“The worst day in the constitutional history of India…which could lead to the dismemberment of the country.”
The strong words from P. Chidambaram of the Congress, a lawyer and former home minister, may sound like an alarmist prediction.
But after the scrapping of Article 370, which effectively changes the status of Jammu and Kashmir, and after the reorganisation of the state that will convert the state into two union territories, the status of other states can also be called into question.
Indeed, the very fundamental basis of India as a union of states appears shaky.
The manner in which the move was executed – by increasing the presence of security forces, arresting opposition leaders, including two former chief ministers and shutting down all communication – shows that the Bharatiya Janata Party government is ready to use all available means, including brute force, to get its way and that public and political opinion will count for little.
The stage is also now set for the BJP to proceed on all its pet projects without any fear of being challenged, much less stopped. The Ram temple in Ayodhya, the Uniform Civil Code, changing the constitution, institutionally marginalising Muslims and much more are on its wish list. Doing away with Article 370 was a long-time dream of the Sangh parivar that is finally coming true.
No opposition will be brooked and no petty legal or constitutional ambiguities will be bothered with. As for public opinion, or the concerns of the populations directly affected – who are they when the nation has given the government a massive mandate?

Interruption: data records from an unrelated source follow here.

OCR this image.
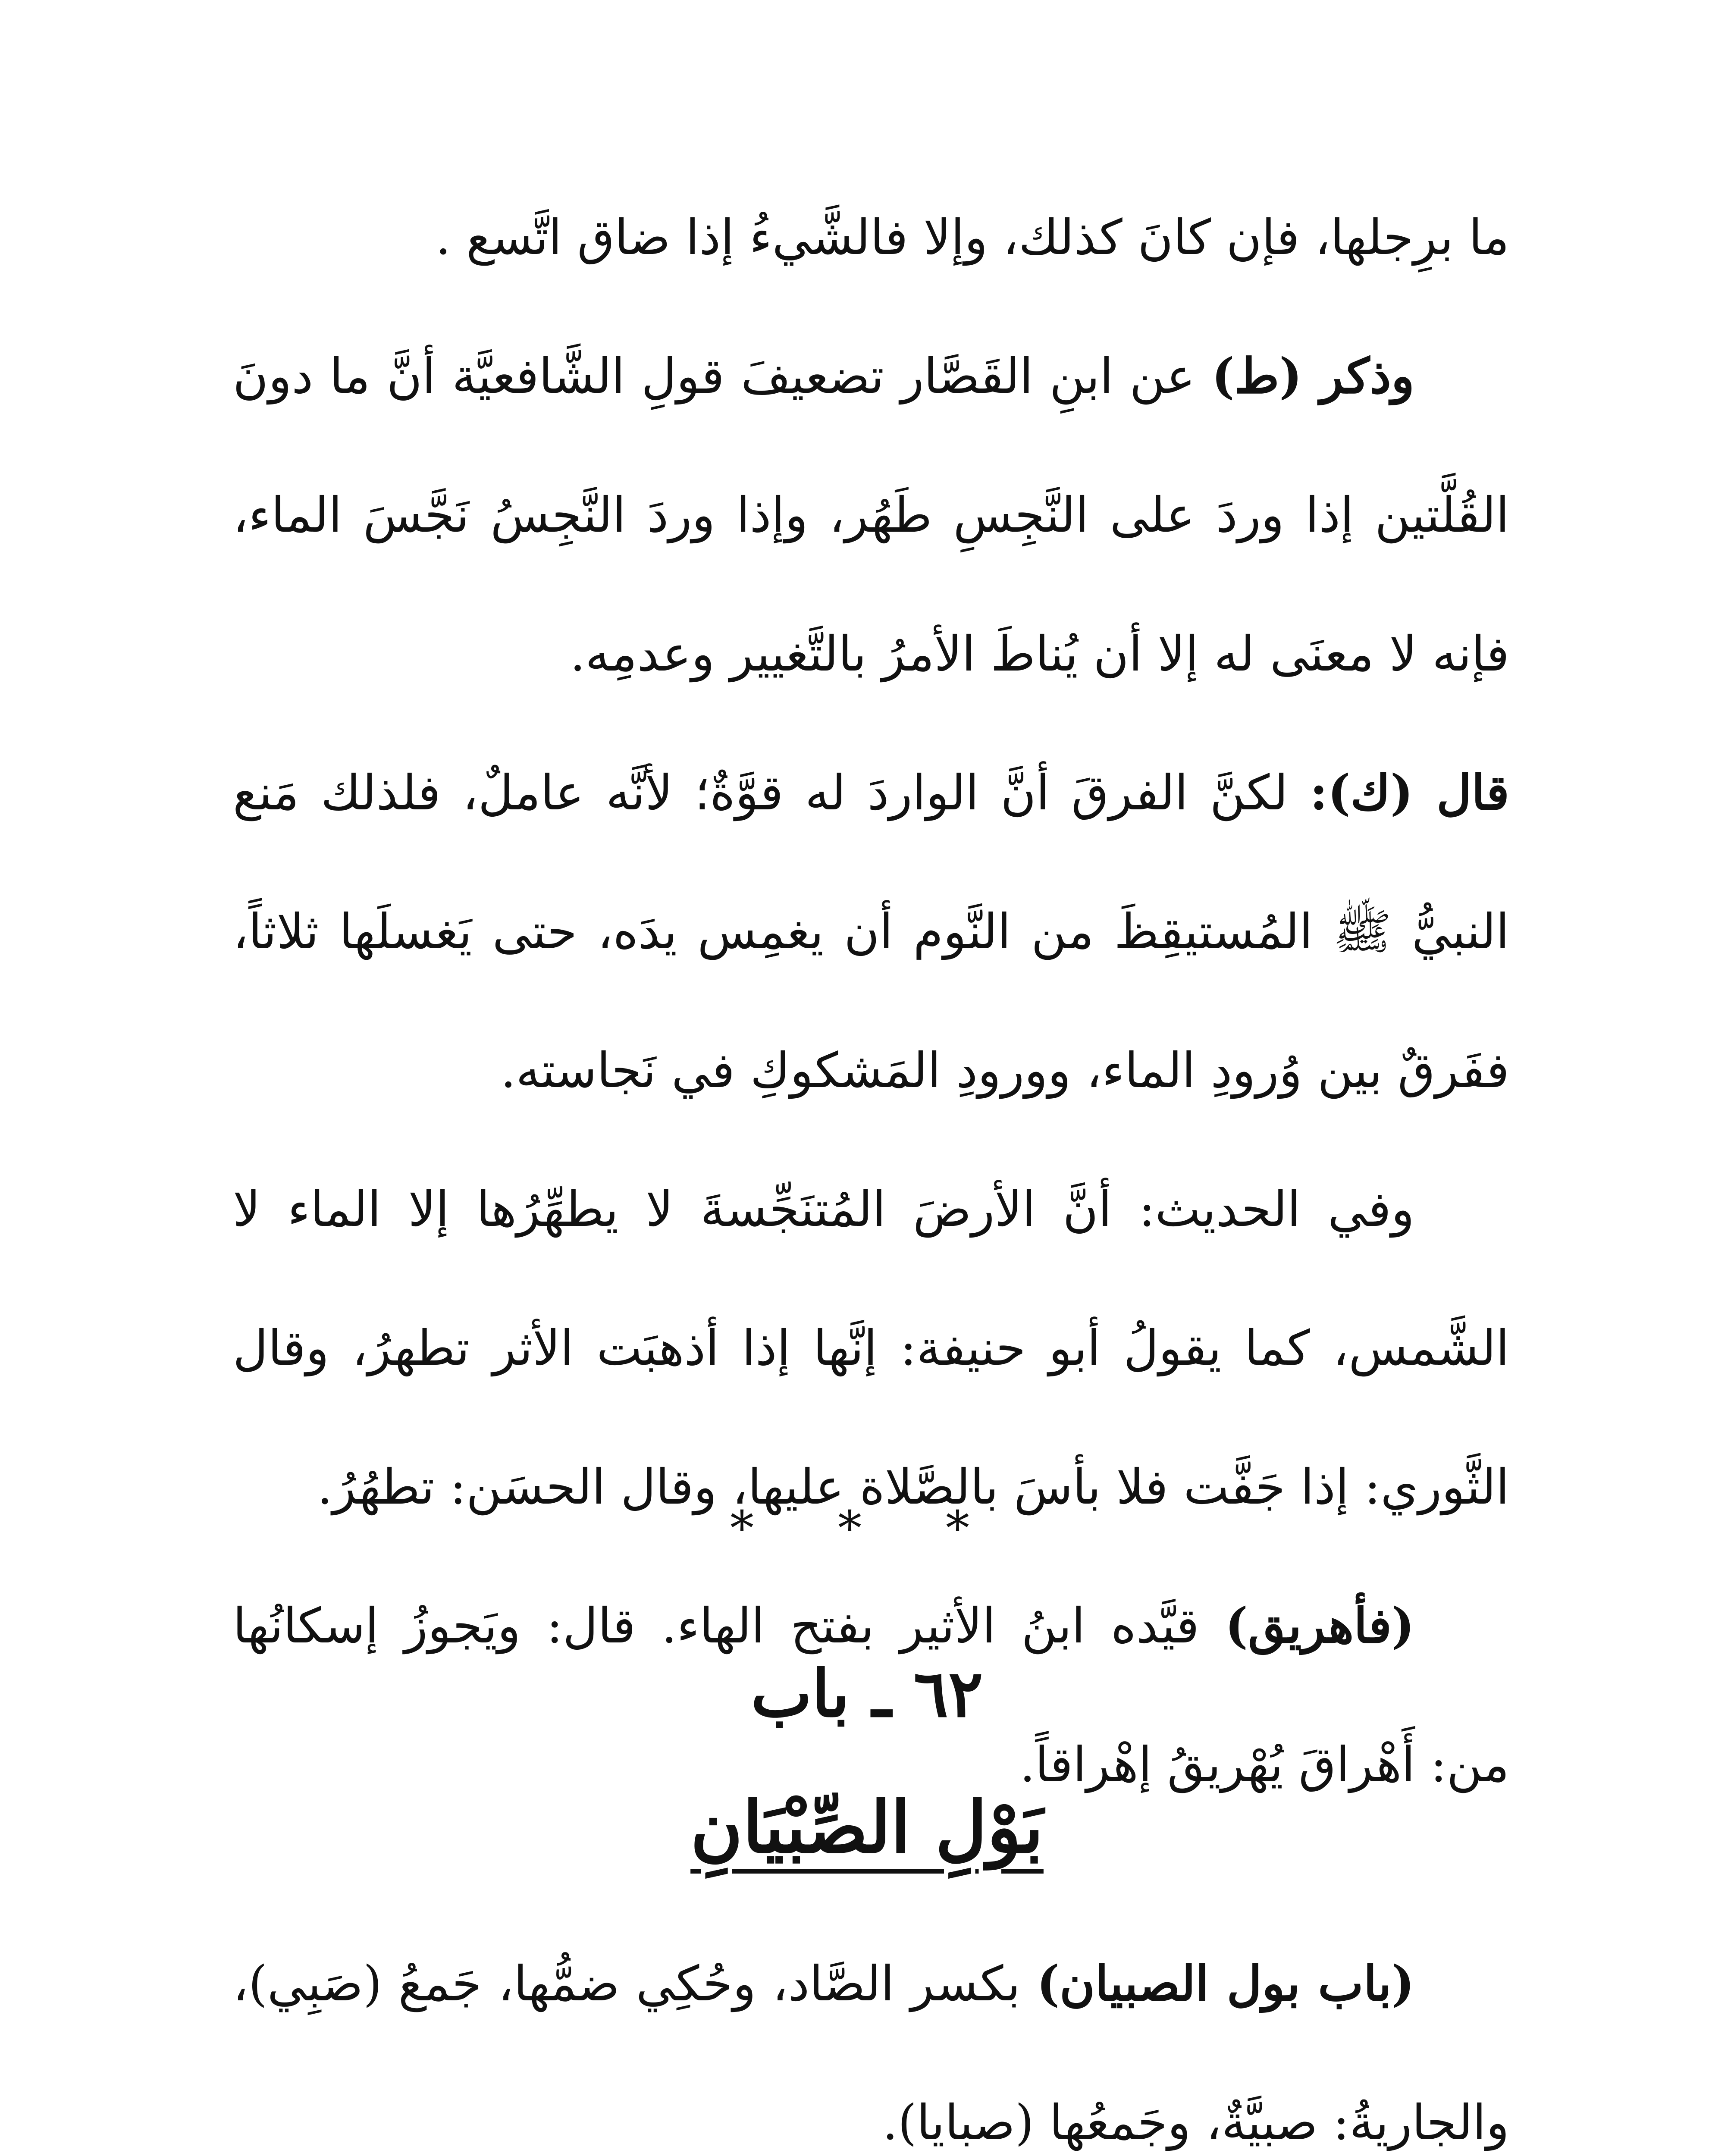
ما برِجلها، فإن كانَ كذلك، وإلا فالشَّيءُ إذا ضاق اتَّسع .

وذكر (ط) عن ابنِ القَصَّار تضعيفَ قولِ الشَّافعيَّة أنَّ ما دونَ القُلَّتين إذا وردَ على النَّجِسِ طَهُر، وإذا وردَ النَّجِسُ نَجَّسَ الماء، فإنه لا معنَى له إلا أن يُناطَ الأمرُ بالتَّغيير وعدمِه.

قال (ك): لكنَّ الفرقَ أنَّ الواردَ له قوَّةٌ؛ لأنَّه عاملٌ، فلذلك مَنع النبيُّ ﷺ المُستيقِظَ من النَّوم أن يغمِس يدَه، حتى يَغسلَها ثلاثاً، ففَرقٌ بين وُرودِ الماء، وورودِ المَشكوكِ في نَجاسته.

وفي الحديث: أنَّ الأرضَ المُتنَجِّسةَ لا يطهِّرُها إلا الماء لا الشَّمس، كما يقولُ أبو حنيفة: إنَّها إذا أذهبَت الأثر تطهرُ، وقال الثَّوري: إذا جَفَّت فلا بأسَ بالصَّلاة عليها، وقال الحسَن: تطهُرُ.

(فأهريق) قيَّده ابنُ الأثير بفتح الهاء. قال: ويَجوزُ إسكانُها من: أَهْراقَ يُهْريقُ إهْراقاً.

* * *
٦٢ ـ باب
بَوْلِ الصِّبْيَانِ

(باب بول الصبيان) بكسر الصَّاد، وحُكِي ضمُّها، جَمعُ (صَبِي)، والجاريةُ: صبيَّةٌ، وجَمعُها (صبايا).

This excuse of being voted in overwhelmingly is being used by the BJP and its supporters all the time to justify every decision – however questionable it may be. But the government – any government – must be challenged and questioned; accountability to the people is a basic tenet of democracy which the BJP simply does not get.
Whether answering an RTI query or indeed refusing to hold press conferences or, as we just saw in the case of the finance ministry, barring reporters from asking questions, the government is averse to anything that may hold it accountable.
In its first avatar, the Modi government showed some tentativeness as it took decisions that could cause controversy. There was no contriteness and no explanations, but it was apparent that the criticism from other political parties or commentators – or indeed the affecting public – made little difference.
Rahul Gandhi’s jibe ‘Suit boot ki sarkar‘ singed Modi so much that he suddenly changed tack on economic policies, while the many alterations to the Goods and Services Tax were in response to the constant complaints from businesspersons.
No apology was ever offered, but it was clear that public perceptions were important.
Not so now. Laws are being introduced speedily and the opposition is either co-opted or ignored. In some cases, opposition parties, including the Congress, even support the BJP’s speedy introduction and passing of critical bills. Before we know it, parliament has enacted laws that will give the state unprecedented powers over our lives – anyone, at any time, can be declared a terrorist and arrested without trial. The Right to Information Act has been amended, effectively rendering it toothless.
The few dissenting voices have not been able to make any dent in the decision-making process. Who knows or cares that former information commissioners have warned of the dangers of diluting the RTI? That is not going to change the government’s mind.
Given that the government has a comfortable majority in parliament and has many other urgent tasks to fulfil, why this hurry? Surely the most urgent priority should be to boost the economy, which is now in very poor shape? Jobs are being lost rather than added and consumer demand is at its lowest; doesn’t that worry the government?
The economy is important, but for the BJP – and its mentor the Rashtriya Swayamsevak Sangh (RSS) – its longstanding political agenda is critical. The Sangh parivar has a vision and has ceaselessly worked towards it for decades. Every opportunity it got, it pushed forward just that little to move towards its goal. As the Jan Sangh, it joined Jayaprakash Narayan’s movement, became part of the Janata Party, even provided a crutch to V.P. Singh’s short-lived government – all tactical moves to be close to power.
At one stage the RSS was banned, its leaders were in jail during the Emergency and the BJP was reduced to two MPs, but the ambition never changed. During Vajpayee’s government, it was in a position of influence, yet many of its objectives remained unfulfilled because it was a coalition.
Now, with Modi at the helm, the Sangh parivar is close to achieving its ultimate prize – a Hindu rashtra. Every step brings it closer to that goal. And that Hindu India has to be enshrined in the constitution and legitimised by an elected government; anything less will be unsatisfying.
If the constitution does not permit it, it can be changed, but its seal of approval is needed. Then the RSS can say with pride that it is the will of the people. The parivar would like it to reach there at the earliest – the 75th anniversary of Indian independence in 2022 or the centenary of the RSS in 2025 are good dates to keep in mind, but Narendra Modi and Amit Shah wouldn’t want to wait. They are quick decision makers, remember?
And while many in India are aghast at this turn of events – as they were when the Babri Masjid was brought down – let no one be under any illusion. The move has the support of a large number of people who have the power, the privilege and the ability to make their voices heard. This approval is not coming only from trolls or bhakts or the sold-out media – otherwise perfectly ‘sensible’ people are also happy this has been done, as they will be when all the other measures are put in place and when the Hindu rashtra is declared. The Sangh parivar is not alone in its fantasies.